Le attuali politiche di welfare, in nome degli equilibri di bilancio pubblico, stanno andando nella direzione di una graduale privatizzazione dei servizi sociali e di una progressiva imposizione della logica di mercato. Due sono le direttive principali per raggiungere tali obiettivi: l’abbandono del principio di universalità d’accesso, sostituito da processi di selezione sempre più restrittivi, e la finanziarizzazione dello stato sociale.

Queste tendenze sono sinergiche e si rinforzano a vicenda: più l’accesso alle prestazioni sociali dipende dalla disposizione individuale a diventare “imprenditore di se stessi”, più i “richiedenti” sono sottoposti a un processo di selezione basato sulla loro disponibilità a investire sui mercati finanziarizzati dei servizi sociali.

Che lo stato sociale sia oggi una vera e propria modalità di produzione è confermato dallo sviluppo di forme spurie di “assistenza” privata. E nell’ultimo decennio questa offerta di servizi privati ha sempre più usufruito delle modalità di organizzazione delle piattaforme. L’aspetto tecnologico e quello sociale sono quindi due caratteristiche della “piattaforma produttiva contemporanea”, unite dalla prevalenza in molte attività di un rapporto diretto tra utente e produttore. Se consideriamo questa dinamica alla luce della crisi del welfare state classico e la correliamo alla scoperta di una nuova vocazione produttiva del welfare, inizia a prendere forma una futura tendenza, e cioè un mix di “sharing welfare” e “work-fare”.

Un primo elemento da rilevare è l’evoluzione di un welfare parallelo di sussidiarietà, basato sempre più sul lavoro non retribuito o sul volontariato; un secondo elemento è la nuova gestione pubblica dei servizi, fondata su criteri neoliberisti. I settori del welfare si presentano sempre più come un ambito in cui le industrie dei Big Data possono trovare sconfinate praterie di redditività, dove il lavoro è sempre più erogato in modo gratuito.

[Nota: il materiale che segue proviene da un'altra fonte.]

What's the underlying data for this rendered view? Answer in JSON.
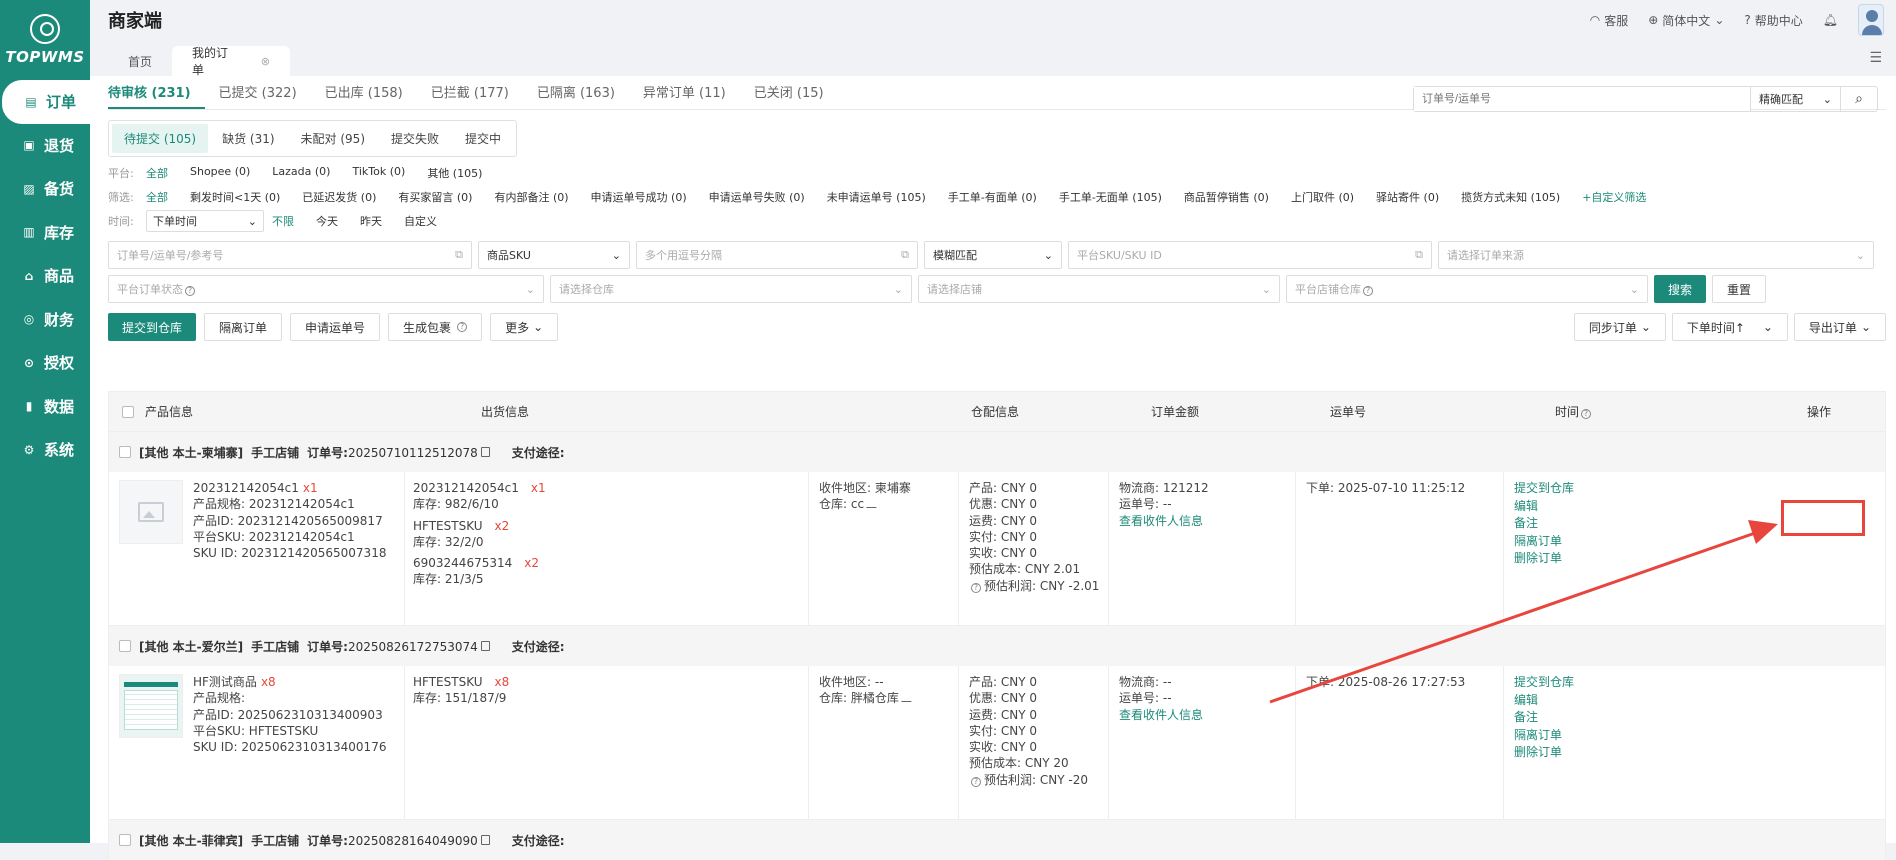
{
  "sidebar": {
    "logo_text": "TOPWMS",
    "items": [
      {
        "label": "订单",
        "icon": "order-icon",
        "glyph": "▤"
      },
      {
        "label": "退货",
        "icon": "return-icon",
        "glyph": "▣"
      },
      {
        "label": "备货",
        "icon": "stock-prep-icon",
        "glyph": "▨"
      },
      {
        "label": "库存",
        "icon": "inventory-icon",
        "glyph": "▥"
      },
      {
        "label": "商品",
        "icon": "product-icon",
        "glyph": "⌂"
      },
      {
        "label": "财务",
        "icon": "finance-icon",
        "glyph": "◎"
      },
      {
        "label": "授权",
        "icon": "auth-icon",
        "glyph": "⊙"
      },
      {
        "label": "数据",
        "icon": "chart-icon",
        "glyph": "▮"
      },
      {
        "label": "系统",
        "icon": "settings-icon",
        "glyph": "⚙"
      }
    ]
  },
  "header": {
    "title": "商家端",
    "service": "客服",
    "language": "简体中文",
    "help": "帮助中心"
  },
  "tabs": {
    "home": "首页",
    "my_orders": "我的订单"
  },
  "status_tabs": [
    "待审核 (231)",
    "已提交 (322)",
    "已出库 (158)",
    "已拦截 (177)",
    "已隔离 (163)",
    "异常订单 (11)",
    "已关闭 (15)"
  ],
  "order_search": {
    "placeholder": "订单号/运单号",
    "mode": "精确匹配"
  },
  "sub_tabs": [
    "待提交 (105)",
    "缺货 (31)",
    "未配对 (95)",
    "提交失败",
    "提交中"
  ],
  "platform_filter": {
    "label": "平台:",
    "options": [
      "全部",
      "Shopee (0)",
      "Lazada (0)",
      "TikTok (0)",
      "其他 (105)"
    ]
  },
  "screen_filter": {
    "label": "筛选:",
    "options": [
      "全部",
      "剩发时间<1天 (0)",
      "已延迟发货 (0)",
      "有买家留言 (0)",
      "有内部备注 (0)",
      "申请运单号成功 (0)",
      "申请运单号失败 (0)",
      "未申请运单号 (105)",
      "手工单-有面单 (0)",
      "手工单-无面单 (105)",
      "商品暂停销售 (0)",
      "上门取件 (0)",
      "驿站寄件 (0)",
      "揽货方式未知 (105)"
    ],
    "custom": "+自定义筛选"
  },
  "time_filter": {
    "label": "时间:",
    "select": "下单时间",
    "options": [
      "不限",
      "今天",
      "昨天",
      "自定义"
    ]
  },
  "search_fields": {
    "order_ref": "订单号/运单号/参考号",
    "sku_type": "商品SKU",
    "multi": "多个用逗号分隔",
    "match": "模糊匹配",
    "platform_sku": "平台SKU/SKU ID",
    "source": "请选择订单来源",
    "platform_status": "平台订单状态",
    "warehouse": "请选择仓库",
    "shop": "请选择店铺",
    "platform_wh": "平台店铺仓库",
    "search_btn": "搜索",
    "reset_btn": "重置"
  },
  "actions": {
    "submit": "提交到仓库",
    "isolate": "隔离订单",
    "apply": "申请运单号",
    "package": "生成包裹",
    "more": "更多",
    "sync": "同步订单",
    "sort": "下单时间↑",
    "export": "导出订单"
  },
  "columns": {
    "product": "产品信息",
    "shipping": "出货信息",
    "warehouse": "仓配信息",
    "amount": "订单金额",
    "tracking": "运单号",
    "time": "时间",
    "ops": "操作"
  },
  "orders": [
    {
      "tag": "[其他 本土-柬埔寨]",
      "shop": "手工店铺",
      "order_no_label": "订单号:",
      "order_no": "20250710112512078",
      "pay_label": "支付途径:",
      "product_sku": "202312142054c1",
      "product_qty": "x1",
      "product_spec": "产品规格: 202312142054c1",
      "product_id": "产品ID: 2023121420565009817",
      "platform_sku": "平台SKU: 202312142054c1",
      "sku_id": "SKU ID: 2023121420565007318",
      "ship_lines": [
        {
          "sku": "202312142054c1",
          "qty": "x1",
          "stock": "库存: 982/6/10"
        },
        {
          "sku": "HFTESTSKU",
          "qty": "x2",
          "stock": "库存: 32/2/0"
        },
        {
          "sku": "6903244675314",
          "qty": "x2",
          "stock": "库存: 21/3/5"
        }
      ],
      "region": "收件地区: 柬埔寨",
      "warehouse": "仓库: cc",
      "amounts": [
        "产品: CNY 0",
        "优惠: CNY 0",
        "运费: CNY 0",
        "实付: CNY 0",
        "实收: CNY 0",
        "预估成本: CNY 2.01",
        "预估利润: CNY -2.01"
      ],
      "carrier": "物流商: 121212",
      "tracking": "运单号: --",
      "view_receiver": "查看收件人信息",
      "time": "下单: 2025-07-10 11:25:12",
      "ops": [
        "提交到仓库",
        "编辑",
        "备注",
        "隔离订单",
        "删除订单"
      ]
    },
    {
      "tag": "[其他 本土-爱尔兰]",
      "shop": "手工店铺",
      "order_no_label": "订单号:",
      "order_no": "20250826172753074",
      "pay_label": "支付途径:",
      "product_sku": "HF测试商品",
      "product_qty": "x8",
      "product_spec": "产品规格:",
      "product_id": "产品ID: 2025062310313400903",
      "platform_sku": "平台SKU: HFTESTSKU",
      "sku_id": "SKU ID: 2025062310313400176",
      "ship_lines": [
        {
          "sku": "HFTESTSKU",
          "qty": "x8",
          "stock": "库存: 151/187/9"
        }
      ],
      "region": "收件地区: --",
      "warehouse": "仓库: 胖橘仓库",
      "amounts": [
        "产品: CNY 0",
        "优惠: CNY 0",
        "运费: CNY 0",
        "实付: CNY 0",
        "实收: CNY 0",
        "预估成本: CNY 20",
        "预估利润: CNY -20"
      ],
      "carrier": "物流商: --",
      "tracking": "运单号: --",
      "view_receiver": "查看收件人信息",
      "time": "下单: 2025-08-26 17:27:53",
      "ops": [
        "提交到仓库",
        "编辑",
        "备注",
        "隔离订单",
        "删除订单"
      ]
    }
  ],
  "partial_row": {
    "tag": "[其他 本土-菲律宾]",
    "shop": "手工店铺",
    "order_no_label": "订单号:",
    "order_no": "20250828164049090",
    "pay_label": "支付途径:"
  },
  "colors": {
    "accent": "#1c8a7a",
    "annotation": "#e8453c"
  }
}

Contrariamente all’idea che l’automazione algoritmica profetizzi la fine del lavoro, la crisi dell’occupazione fordista è lontana dall’essere una crisi del lavoro come fonte di valore di scambio o di produzione di ricchezza. Al contrario, il capitalismo bio-cognitivo in generale e l’economia delle piattaforme in particolare non sono soltanto un’economia intensiva nell’uso della conoscenza e delle relazioni sociali, ma anche un’economia labour intensive.

Per quanto riguarda l’economia delle piattaforme, assistiamo a due tendenze. La prima riguarda i lavoratori: lo sviluppo congiunto della rivoluzione digitale e della dimensione relazionale-cognitiva del lavoro ha profondamente destabilizzato l’unità di tempo e di luogo della prestazione lavorativa. Al contempo, le attività che creano valore e ricchezza assumono nuove forme che gli standard tradizionali di rappresentazione non riescono a identificare e a misurare (spesso privandole di qualsiasi forma di riconoscimento economico e sociale).

Un altro elemento che segna questa ibridazione tra tempo libero e tempo di lavoro riguarda il modo in cui le imprese integrano il lavoro gratuito dei consumatori e degli utenti. Con “Free Digital Labour” si intende il lavoro libero che una moltitudine di individui svolge attraverso e su Internet, spesso inconsapevolmente, a beneficio dei grandi oligopoli e delle industrie dei Big Data. Estendendo un adagio riferito al pubblico televisivo, si potrebbe riassumere che “se è gratis, è perché in realtà tu sei non solo il prodotto, ma anche il lavoratore che, attraverso la sua attività apparentemente libera e ludica, permette di produrre e di essere venduto come merce”.

Nella misura in cui questo valore non viene “redistribuito” agli utenti, possiamo considerare tale attività come sfruttamento. Questo spiega perché imprese come Google e Facebook occupino oggi i primi posti del capitalismo mondiale per capitalizzazione di borsa e redditività, pur impiegando un numero quasi insignificante di dipendenti.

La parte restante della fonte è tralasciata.